第52回日本小児循環器学会総会・学術集会

講演情報

一般口演

一般心臓病学

一般口演1-01(I-OR101)
一般心臓病学

2016年7月6日(水) 08:40 〜 09:30 第C会場 (オーロラ ウェスト)

座長:
曽我 恭司(昭和大学横浜市北部病院 こどもセンター)

I-OR101-01~I-OR101-05

08:40 〜 09:30

[I-OR101-03] Hunter症候群の心病変に対する酵素補充療法の効果

蝦名 冴1,3, 安河内 聰2, 瀧聞 浄宏2, 武井 黄太2, 田澤 星一2, 齋川 祐子1,3, 柴田 綾3, 日高 惠似子3 (1.長野県立こども病院 エコーセンター, 2.長野県立こども病院 小児循環器科, 3.長野県立こども病院 臨床検査科)

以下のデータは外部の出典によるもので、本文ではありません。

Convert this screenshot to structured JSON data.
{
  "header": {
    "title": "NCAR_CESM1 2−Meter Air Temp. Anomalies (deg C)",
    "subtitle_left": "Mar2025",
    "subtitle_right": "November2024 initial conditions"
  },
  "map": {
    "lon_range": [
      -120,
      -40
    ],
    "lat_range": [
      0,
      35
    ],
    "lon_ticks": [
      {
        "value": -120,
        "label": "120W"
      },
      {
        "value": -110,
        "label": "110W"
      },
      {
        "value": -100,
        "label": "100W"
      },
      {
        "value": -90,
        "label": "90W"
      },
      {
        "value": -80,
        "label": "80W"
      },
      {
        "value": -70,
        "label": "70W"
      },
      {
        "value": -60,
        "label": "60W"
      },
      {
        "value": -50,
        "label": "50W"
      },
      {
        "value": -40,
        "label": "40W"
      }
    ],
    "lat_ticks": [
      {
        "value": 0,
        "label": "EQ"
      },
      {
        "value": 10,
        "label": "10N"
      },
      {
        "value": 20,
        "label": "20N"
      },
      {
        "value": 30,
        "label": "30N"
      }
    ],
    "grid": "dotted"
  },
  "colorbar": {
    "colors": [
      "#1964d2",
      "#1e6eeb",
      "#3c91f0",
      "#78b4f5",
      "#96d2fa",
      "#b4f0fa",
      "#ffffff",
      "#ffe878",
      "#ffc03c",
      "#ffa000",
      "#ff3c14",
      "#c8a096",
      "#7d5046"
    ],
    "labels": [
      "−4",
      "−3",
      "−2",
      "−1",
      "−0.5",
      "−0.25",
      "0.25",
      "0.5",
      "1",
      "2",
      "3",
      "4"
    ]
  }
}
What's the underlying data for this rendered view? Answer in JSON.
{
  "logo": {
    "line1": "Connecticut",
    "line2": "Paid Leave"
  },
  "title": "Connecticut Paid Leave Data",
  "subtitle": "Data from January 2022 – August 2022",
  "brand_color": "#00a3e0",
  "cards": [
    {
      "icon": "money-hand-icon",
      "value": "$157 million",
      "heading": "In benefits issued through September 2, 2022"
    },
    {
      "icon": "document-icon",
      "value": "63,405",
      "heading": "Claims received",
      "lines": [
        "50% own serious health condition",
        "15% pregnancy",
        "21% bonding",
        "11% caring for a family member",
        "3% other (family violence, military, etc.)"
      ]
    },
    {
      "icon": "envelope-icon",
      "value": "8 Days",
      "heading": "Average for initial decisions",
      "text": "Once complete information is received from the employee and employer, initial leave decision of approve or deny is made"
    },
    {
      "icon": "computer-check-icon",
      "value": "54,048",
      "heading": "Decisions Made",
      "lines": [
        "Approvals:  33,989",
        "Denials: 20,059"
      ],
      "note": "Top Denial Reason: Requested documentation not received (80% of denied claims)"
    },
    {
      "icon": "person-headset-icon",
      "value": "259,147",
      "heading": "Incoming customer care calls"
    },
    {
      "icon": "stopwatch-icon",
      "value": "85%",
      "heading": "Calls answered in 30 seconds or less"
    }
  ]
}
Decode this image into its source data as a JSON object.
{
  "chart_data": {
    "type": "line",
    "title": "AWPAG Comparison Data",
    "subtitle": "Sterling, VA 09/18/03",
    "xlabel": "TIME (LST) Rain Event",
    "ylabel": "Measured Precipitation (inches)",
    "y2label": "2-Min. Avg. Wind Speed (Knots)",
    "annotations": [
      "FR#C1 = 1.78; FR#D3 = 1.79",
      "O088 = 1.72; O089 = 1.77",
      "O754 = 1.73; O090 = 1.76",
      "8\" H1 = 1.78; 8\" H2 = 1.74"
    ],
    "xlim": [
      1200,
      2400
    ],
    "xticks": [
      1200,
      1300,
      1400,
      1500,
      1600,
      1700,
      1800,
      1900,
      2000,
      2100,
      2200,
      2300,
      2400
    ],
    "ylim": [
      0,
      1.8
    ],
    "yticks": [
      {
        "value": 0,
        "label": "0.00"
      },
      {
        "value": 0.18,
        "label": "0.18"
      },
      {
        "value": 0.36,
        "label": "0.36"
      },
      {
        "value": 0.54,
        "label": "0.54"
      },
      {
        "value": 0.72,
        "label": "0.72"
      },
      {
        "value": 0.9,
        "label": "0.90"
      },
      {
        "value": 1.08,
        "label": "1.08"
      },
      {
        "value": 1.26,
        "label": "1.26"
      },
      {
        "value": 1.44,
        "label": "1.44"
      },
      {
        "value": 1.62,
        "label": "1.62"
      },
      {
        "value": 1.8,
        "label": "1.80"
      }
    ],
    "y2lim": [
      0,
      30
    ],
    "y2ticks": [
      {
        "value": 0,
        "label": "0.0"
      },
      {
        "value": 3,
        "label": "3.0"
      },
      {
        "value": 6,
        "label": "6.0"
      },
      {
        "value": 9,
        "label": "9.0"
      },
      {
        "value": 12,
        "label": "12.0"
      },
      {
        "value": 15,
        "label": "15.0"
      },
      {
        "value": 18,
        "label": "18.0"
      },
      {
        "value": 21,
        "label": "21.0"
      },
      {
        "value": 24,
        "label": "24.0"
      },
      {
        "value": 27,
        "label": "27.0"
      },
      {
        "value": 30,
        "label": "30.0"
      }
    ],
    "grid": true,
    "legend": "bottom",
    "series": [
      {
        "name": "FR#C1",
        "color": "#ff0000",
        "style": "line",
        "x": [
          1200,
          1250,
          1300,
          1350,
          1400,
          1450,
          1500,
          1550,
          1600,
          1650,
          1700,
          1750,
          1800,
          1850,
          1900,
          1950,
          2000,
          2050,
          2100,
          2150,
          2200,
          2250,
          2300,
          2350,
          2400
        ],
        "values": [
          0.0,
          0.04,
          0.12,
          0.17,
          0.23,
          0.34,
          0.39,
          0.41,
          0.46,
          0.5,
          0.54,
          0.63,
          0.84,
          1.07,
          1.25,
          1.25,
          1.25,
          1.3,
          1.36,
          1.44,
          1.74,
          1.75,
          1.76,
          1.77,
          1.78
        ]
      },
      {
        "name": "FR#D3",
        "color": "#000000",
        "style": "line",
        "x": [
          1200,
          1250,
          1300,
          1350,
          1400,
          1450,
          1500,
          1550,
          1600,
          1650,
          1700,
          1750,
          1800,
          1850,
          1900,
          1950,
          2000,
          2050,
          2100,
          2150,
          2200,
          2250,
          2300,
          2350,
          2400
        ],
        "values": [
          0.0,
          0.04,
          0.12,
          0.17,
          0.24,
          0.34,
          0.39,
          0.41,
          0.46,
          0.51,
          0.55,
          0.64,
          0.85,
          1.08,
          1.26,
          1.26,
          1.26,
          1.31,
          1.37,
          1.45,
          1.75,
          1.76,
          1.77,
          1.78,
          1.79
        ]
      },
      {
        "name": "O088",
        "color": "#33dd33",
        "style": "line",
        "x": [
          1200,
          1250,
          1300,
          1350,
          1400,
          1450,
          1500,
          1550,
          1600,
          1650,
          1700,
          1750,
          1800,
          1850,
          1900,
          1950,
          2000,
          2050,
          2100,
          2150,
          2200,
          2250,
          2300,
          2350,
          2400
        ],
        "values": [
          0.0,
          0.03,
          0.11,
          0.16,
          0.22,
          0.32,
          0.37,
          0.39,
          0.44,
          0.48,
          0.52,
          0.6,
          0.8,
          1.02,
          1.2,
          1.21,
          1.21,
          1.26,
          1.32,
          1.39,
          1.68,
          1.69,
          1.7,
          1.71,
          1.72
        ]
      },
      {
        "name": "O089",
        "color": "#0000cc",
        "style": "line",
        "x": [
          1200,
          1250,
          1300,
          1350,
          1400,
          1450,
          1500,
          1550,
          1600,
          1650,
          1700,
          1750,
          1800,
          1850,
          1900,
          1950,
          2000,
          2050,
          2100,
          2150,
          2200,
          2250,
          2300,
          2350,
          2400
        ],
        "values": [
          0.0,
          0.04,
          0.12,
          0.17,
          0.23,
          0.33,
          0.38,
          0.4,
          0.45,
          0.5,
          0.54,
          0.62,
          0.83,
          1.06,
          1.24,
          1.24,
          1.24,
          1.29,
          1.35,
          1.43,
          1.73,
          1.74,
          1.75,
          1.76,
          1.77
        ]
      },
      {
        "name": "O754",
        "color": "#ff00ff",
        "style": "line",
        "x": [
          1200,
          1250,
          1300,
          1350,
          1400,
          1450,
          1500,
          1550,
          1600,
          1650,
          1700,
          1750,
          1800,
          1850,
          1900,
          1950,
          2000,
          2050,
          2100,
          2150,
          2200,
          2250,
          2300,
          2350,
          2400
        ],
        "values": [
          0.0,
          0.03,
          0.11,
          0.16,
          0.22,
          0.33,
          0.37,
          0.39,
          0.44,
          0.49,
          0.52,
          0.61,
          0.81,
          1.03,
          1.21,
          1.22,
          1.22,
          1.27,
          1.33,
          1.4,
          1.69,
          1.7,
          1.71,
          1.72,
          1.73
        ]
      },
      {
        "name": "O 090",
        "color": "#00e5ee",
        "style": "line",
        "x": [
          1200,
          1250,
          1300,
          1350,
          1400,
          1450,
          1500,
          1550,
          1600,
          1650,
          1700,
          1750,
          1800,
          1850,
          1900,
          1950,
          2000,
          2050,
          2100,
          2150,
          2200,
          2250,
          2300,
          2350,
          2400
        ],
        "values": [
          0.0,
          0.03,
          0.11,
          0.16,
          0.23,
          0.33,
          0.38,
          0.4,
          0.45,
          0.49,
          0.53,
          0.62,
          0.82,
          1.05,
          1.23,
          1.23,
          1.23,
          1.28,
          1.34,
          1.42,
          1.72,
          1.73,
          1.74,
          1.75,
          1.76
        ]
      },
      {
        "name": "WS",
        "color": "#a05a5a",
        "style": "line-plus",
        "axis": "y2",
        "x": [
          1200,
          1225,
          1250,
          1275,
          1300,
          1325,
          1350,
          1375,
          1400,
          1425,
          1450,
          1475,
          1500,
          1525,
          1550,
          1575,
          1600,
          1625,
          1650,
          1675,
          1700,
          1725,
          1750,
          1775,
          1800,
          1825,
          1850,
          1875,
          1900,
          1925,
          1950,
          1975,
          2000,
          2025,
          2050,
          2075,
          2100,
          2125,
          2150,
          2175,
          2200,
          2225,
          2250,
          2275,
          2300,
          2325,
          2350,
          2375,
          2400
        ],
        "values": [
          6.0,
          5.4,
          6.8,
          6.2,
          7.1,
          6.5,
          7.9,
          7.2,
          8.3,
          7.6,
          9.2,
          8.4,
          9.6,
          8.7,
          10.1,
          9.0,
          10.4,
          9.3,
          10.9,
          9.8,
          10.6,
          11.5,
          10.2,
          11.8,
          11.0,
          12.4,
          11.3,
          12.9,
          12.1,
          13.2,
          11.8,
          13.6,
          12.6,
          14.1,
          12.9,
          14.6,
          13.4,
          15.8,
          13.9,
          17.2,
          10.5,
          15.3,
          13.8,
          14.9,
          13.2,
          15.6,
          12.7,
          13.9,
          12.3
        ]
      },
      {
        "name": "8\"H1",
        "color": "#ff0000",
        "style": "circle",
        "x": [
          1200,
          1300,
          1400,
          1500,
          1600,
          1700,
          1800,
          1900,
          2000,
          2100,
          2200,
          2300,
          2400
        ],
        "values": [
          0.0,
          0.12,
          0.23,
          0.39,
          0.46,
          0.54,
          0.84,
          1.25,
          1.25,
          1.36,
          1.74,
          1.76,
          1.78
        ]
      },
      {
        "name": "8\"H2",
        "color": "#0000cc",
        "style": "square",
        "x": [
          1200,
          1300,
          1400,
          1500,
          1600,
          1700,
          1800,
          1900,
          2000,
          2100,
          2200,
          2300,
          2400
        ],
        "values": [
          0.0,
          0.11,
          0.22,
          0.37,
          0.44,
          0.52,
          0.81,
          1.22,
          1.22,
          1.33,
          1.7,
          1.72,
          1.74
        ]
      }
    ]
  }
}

キーワード:Hunter症候群、酵素補充療法、ムコ多糖症

【背景】Hunter症候群はIduronate-2-sulfataseの欠損によるライソゾーム病で、全身組織にムコ多糖が蓄積し多彩な症状を呈する。2007年よりHunter症候群の酵素補充療法が始まり低身長などには臨床的効果が報告されているが、心病変に対する効果は未だ不明である。【目的】Hunter症候群心病変に対する酵素補充療法の中長期的な効果を検討する。【方法】当院で酵素補充療法中(エラプレース0.5mg/kg/week)のHunter症候群の男児4名、治療開始時の年齢は中央値11歳(6-18歳)。診療録より身長/体重、心臓超音波検査の弁逆流、左室内腔/左室後壁径、大動脈弁/僧帽弁肥厚の程度、大動脈弁/僧帽弁輪径を計測し、酵素補充療法開始前後での心病変の変化について後方視的に検討した。【結果】観察期間は8年とした。酵素補充療法後には治療開始が18歳と遅かった1例を除く3例で身長/体重の増加率の改善を示した。最も増加した例では身長は治療開始時から5年で28.5cm、体重は22.6kgの増加を認めた。一方心病変への効果としては、左室後壁厚の増悪はなく(治療前平均z-value 0.0:治療後-0.1)、左室拡張末期径の増大はなく(治療前平均z-value 1.0 :治療後0.9)、僧帽弁閉鎖不全は改善傾向を示した(治療前mild-moderate3/4:治療後mild 2/4)。ただし、大動脈弁閉鎖不全と弁尖の肥厚の有意な改善はみられなかった。【考察と結語】Hunter病の心病変に対する酵素補充療法の効果は、観察期間8年では少なくとも臨床的悪化は起こさず、僧帽弁閉鎖不全については改善傾向が見られた。体格的効果より心病変に対する酵素補充療法の効果は、より長期に観察する必要があるがより早期に導入すれば改善することが期待できる。。